- Supreme Court of the United States

Argued April 22, 2008 Decided June 25, 2008
- Full case name: Dwayne Giles v. California
- Docket no.: 07-6053
- Citations: 554 U.S. 353 (more) 128 S. Ct. 2678; 171 L. Ed. 2d 488

Case history
- Prior: Vacated, 40 Cal.4th 833 (2007)

Holding
- For statements to be admitted under the forfeiture exception to the confrontation right, the defendant must have intended to make the witness unavailable for trial.

Court membership
- Chief Justice John Roberts Associate Justices John P. Stevens · Antonin Scalia Anthony Kennedy · David Souter Clarence Thomas · Ruth Bader Ginsburg Stephen Breyer · Samuel Alito

Case opinions
- Majority: Scalia, joined by Roberts, Thomas, Alito; Souter, Ginsburg (all but Part II–D–2)
- Concurrence: Thomas
- Concurrence: Alito
- Concurrence: Souter (in part), joined by Ginsburg
- Dissent: Breyer, joined by Stevens, Kennedy

Laws applied
- U.S. Const. amends. VI, XIV

= Giles v. California =

Giles v. California, 554 U.S. 353 (2008), was a case decided by the Supreme Court of the United States that held that for testimonial statements to be admissible under the forfeiture exception to hearsay, the defendant must have intended to make the witness unavailable for trial.

==Factual background==
Dwayne Giles was charged with murdering his girlfriend. During the trial, prosecutors were able to introduce statements made by Giles' girlfriend to police about a domestic violence incident between her and Giles. Generally, the girlfriend's statements to the police would be inadmissible as out-of-court hearsay, but the testimony was admitted due to an exception to the hearsay rule which allows the admission of out-of-court statements by a witness when the defendant has made that witness unavailable to testify in court. Giles was convicted, and his conviction was affirmed by the California Supreme Court. The court reasoned that the report of domestic violence was admissible under the forfeiture rule codified in California Evidence Code § 1370 because Giles had presumably made the declarant unavailable by murdering her. The Supreme Court granted certiorari.

==Majority opinion==
In a majority opinion by Justice Scalia, the Court held that a defendant only forfeited his confrontation rights when he intended to procure the unavailability of the witness. The Court examined the history of the common law forfeiture right, finding that every case since 1666 required that the defendant intend to make the witness unavailable for trial. The Court noted that subsequent history also still required an intent element, with only a few modern exceptions.

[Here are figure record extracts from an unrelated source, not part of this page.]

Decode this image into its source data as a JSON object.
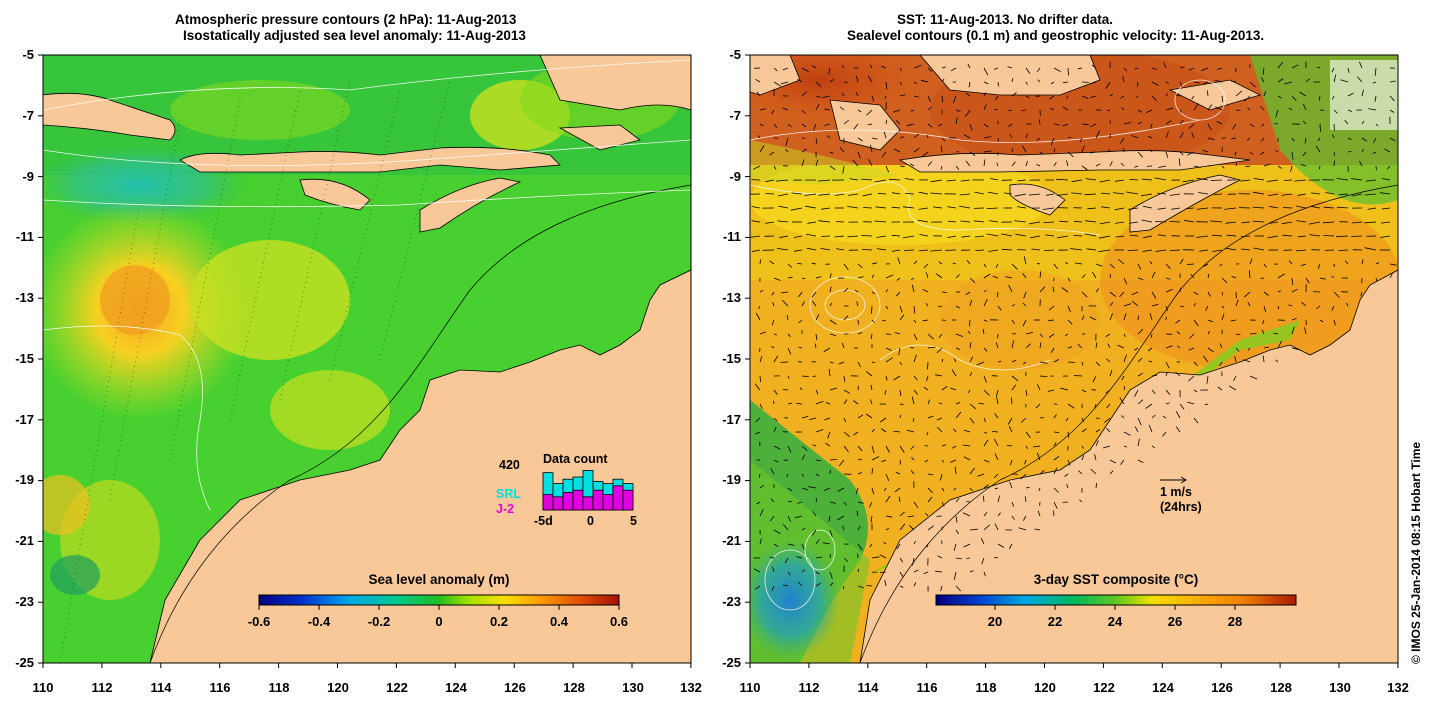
{
  "left_panel": {
    "title_line1": "Atmospheric pressure contours (2 hPa): 11-Aug-2013",
    "title_line2": "Isostatically adjusted sea level anomaly: 11-Aug-2013",
    "colorbar_title": "Sea level anomaly (m)",
    "colorbar_ticks": [
      "-0.6",
      "-0.4",
      "-0.2",
      "0",
      "0.2",
      "0.4",
      "0.6"
    ],
    "colorbar_colors": [
      "#00007f",
      "#0030d0",
      "#00a0e0",
      "#00c8a0",
      "#10b840",
      "#60d820",
      "#c8e000",
      "#f8d000",
      "#f89000",
      "#e85000",
      "#a01000"
    ],
    "data_count": {
      "title": "Data count",
      "max_label": "420",
      "series": [
        "SRL",
        "J-2"
      ],
      "series_colors": [
        "#00e0e0",
        "#e000e0"
      ],
      "axis_labels": [
        "-5d",
        "0",
        "5"
      ],
      "srl_fraction": [
        0.85,
        0.6,
        0.7,
        0.75,
        0.9,
        0.65,
        0.6,
        0.7,
        0.6
      ],
      "j2_fraction": [
        0.35,
        0.3,
        0.4,
        0.45,
        0.3,
        0.45,
        0.35,
        0.55,
        0.45
      ]
    }
  },
  "right_panel": {
    "title_line1": "SST: 11-Aug-2013. No drifter data.",
    "title_line2": "Sealevel contours (0.1 m) and geostrophic velocity: 11-Aug-2013.",
    "colorbar_title": "3-day SST composite (°C)",
    "colorbar_ticks": [
      "20",
      "22",
      "24",
      "26",
      "28"
    ],
    "colorbar_colors": [
      "#00007f",
      "#0040d0",
      "#00a0e0",
      "#00c080",
      "#20b020",
      "#90d010",
      "#f0e000",
      "#f8b800",
      "#f09000",
      "#e06000",
      "#b01800"
    ],
    "velocity_scale_line1": "1 m/s",
    "velocity_scale_line2": "(24hrs)"
  },
  "axes": {
    "y_ticks": [
      "-5",
      "-7",
      "-9",
      "-11",
      "-13",
      "-15",
      "-17",
      "-19",
      "-21",
      "-23",
      "-25"
    ],
    "x_ticks": [
      "110",
      "112",
      "114",
      "116",
      "118",
      "120",
      "122",
      "124",
      "126",
      "128",
      "130",
      "132"
    ]
  },
  "copyright": "© IMOS 25-Jan-2014 08:15 Hobart Time",
  "colors": {
    "land": "#f8c898"
  }
}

The decision of the California Supreme Court was vacated and the case was remanded for further proceedings.

==Concurring opinions==
===Justice Thomas' concurrence===
In his concurring opinion, Justice Thomas argued that the domestic violence report by the victim to the police was not testimonial and thus not barred by the confrontation clause.

===Justice Alito's concurrence===
In his concurring opinion, Justice Alito questioned whether the statements at issue were actually testimonial in nature.

===Justice Souter's concurrence in part===
In an opinion concurring in part joined by Justice Ginsburg, Justice Souter agreed with the Court's historical analysis, but stressed as most persuasive the idea that finding forfeiture for crimes like the one at issue was too circular. In the present case, for the victim's statements to be let in, it would need to be shown (in a preliminary hearing by a preponderance of the evidence) that the defendant had killed her, even though that was the very crime for which he was being tried.

==Dissenting opinion==
In a dissenting opinion joined by Justices Stevens and Kennedy, Justice Breyer argued that the defendant's knowledge that murdering his girlfriend would make her unavailable to testify should have been enough to fulfill the intent requirement of the majority opinion.

==Impact==
Giles has been criticized as hindering prosecutions for domestic violence. Commentators have argued that Giles, however, still allows courts to infer intent to silence the victim from the dynamics of the abusive relationship.